The effect of compressive transverse stress on the mode II fracture toughness of composite joints used in structural batteries

Abstract

In the development of structural batteries, achieving optimal performance relies on the effective integration of different materials. Glass fiber Reinforced Polymer (GFRP) can be used as an insulator and structural shell in various types of structural batteries. However, the elastic mismatch with metallic current collectors can lead to interface cracks, compromising the mechanical and electrochemical functionality of the system. In this study, the modified transverse crack tension test is used to measure the mode II interlaminar fracture toughness of GFRP/current collector interfaces, with the current collectors being aluminum and copper. The dominance of mode II loading, using the modified transverse crack tension specimens is verified using the virtual crack closure technique.

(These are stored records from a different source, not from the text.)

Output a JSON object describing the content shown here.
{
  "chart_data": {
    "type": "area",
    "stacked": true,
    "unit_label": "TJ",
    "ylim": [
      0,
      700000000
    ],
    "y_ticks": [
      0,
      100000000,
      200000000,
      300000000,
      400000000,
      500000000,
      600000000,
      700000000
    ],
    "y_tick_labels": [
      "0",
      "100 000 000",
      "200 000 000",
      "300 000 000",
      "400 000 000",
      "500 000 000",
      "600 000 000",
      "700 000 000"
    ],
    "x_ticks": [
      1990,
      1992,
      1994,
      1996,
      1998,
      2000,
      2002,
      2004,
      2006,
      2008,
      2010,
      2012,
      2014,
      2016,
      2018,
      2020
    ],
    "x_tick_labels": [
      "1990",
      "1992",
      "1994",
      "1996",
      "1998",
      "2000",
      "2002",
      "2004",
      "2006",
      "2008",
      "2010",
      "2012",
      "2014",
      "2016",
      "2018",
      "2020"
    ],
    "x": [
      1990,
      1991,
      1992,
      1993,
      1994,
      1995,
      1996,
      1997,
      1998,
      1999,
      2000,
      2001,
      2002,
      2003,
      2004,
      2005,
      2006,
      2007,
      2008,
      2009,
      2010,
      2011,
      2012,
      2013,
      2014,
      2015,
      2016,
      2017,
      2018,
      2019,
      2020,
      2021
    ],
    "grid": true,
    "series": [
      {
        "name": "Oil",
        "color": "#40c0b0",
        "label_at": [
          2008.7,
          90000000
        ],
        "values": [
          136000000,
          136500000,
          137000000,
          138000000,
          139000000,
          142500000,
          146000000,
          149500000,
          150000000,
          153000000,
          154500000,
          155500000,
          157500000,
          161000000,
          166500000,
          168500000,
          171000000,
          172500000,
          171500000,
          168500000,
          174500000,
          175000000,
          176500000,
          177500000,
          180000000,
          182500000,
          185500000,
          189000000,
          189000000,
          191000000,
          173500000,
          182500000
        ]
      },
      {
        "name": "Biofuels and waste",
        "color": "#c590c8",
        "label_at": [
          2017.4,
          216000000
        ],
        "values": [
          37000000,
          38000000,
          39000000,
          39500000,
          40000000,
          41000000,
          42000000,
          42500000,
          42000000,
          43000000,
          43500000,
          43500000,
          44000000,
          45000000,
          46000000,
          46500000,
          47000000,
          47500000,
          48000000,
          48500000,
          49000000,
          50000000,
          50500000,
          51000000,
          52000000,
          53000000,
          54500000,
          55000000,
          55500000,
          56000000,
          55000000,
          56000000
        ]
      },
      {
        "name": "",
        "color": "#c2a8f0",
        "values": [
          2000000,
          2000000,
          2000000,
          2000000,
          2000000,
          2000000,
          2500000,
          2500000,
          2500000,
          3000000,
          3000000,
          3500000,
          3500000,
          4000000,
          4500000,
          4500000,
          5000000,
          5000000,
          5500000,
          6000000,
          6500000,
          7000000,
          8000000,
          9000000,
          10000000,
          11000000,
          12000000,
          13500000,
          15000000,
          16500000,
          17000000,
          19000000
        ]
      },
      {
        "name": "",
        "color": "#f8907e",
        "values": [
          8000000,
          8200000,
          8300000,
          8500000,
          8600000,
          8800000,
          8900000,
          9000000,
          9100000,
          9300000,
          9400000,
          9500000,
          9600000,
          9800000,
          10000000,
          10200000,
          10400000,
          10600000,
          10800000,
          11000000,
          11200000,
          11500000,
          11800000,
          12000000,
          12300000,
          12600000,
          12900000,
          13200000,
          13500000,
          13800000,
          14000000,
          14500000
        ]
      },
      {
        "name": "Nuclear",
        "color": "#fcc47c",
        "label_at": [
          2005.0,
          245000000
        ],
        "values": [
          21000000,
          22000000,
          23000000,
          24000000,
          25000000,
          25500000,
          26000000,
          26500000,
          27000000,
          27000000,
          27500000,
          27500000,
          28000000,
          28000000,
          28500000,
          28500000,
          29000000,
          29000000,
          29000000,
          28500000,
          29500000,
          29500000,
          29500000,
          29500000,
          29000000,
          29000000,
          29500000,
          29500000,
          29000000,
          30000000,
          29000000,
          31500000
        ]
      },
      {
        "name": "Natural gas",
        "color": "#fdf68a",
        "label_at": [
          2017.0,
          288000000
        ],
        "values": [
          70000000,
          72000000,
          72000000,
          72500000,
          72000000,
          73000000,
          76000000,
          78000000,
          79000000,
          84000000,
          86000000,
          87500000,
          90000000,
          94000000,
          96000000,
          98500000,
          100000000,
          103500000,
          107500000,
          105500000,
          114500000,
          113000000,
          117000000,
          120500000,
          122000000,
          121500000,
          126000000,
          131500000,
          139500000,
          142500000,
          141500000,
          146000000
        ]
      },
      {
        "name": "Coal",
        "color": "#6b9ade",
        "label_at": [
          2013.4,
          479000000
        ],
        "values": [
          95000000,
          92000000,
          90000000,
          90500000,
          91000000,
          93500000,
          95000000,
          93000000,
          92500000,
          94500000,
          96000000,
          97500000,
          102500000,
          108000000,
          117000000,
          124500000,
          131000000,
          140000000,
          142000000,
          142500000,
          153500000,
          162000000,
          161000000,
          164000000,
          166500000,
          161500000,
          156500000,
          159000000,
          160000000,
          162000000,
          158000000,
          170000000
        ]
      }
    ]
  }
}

For the designed configurations, an analytical, closed-form solution to obtain the mode II interlaminar fracture toughness equation is derived, and verified numerically, considering residual thermal stresses and elastic mismatch. The effects of metal surface treatment and transverse pressure on mode II fracture toughness are assessed and compared with untreated samples and an All-GFRP configuration. Digital image correlation technique is employed to accurately identify the onset of crack propagation of each specimen. Additionally, scanning electron microscopy images of the surfaces of the current collectors are taken after debonding to analyze the failure mechanisms. The findings indicate that both compressive transverse stress and Sol–Gel surface treatment are effective techniques for enhancing the mode II interlaminar fracture toughness of hybrid joints in structural batteries.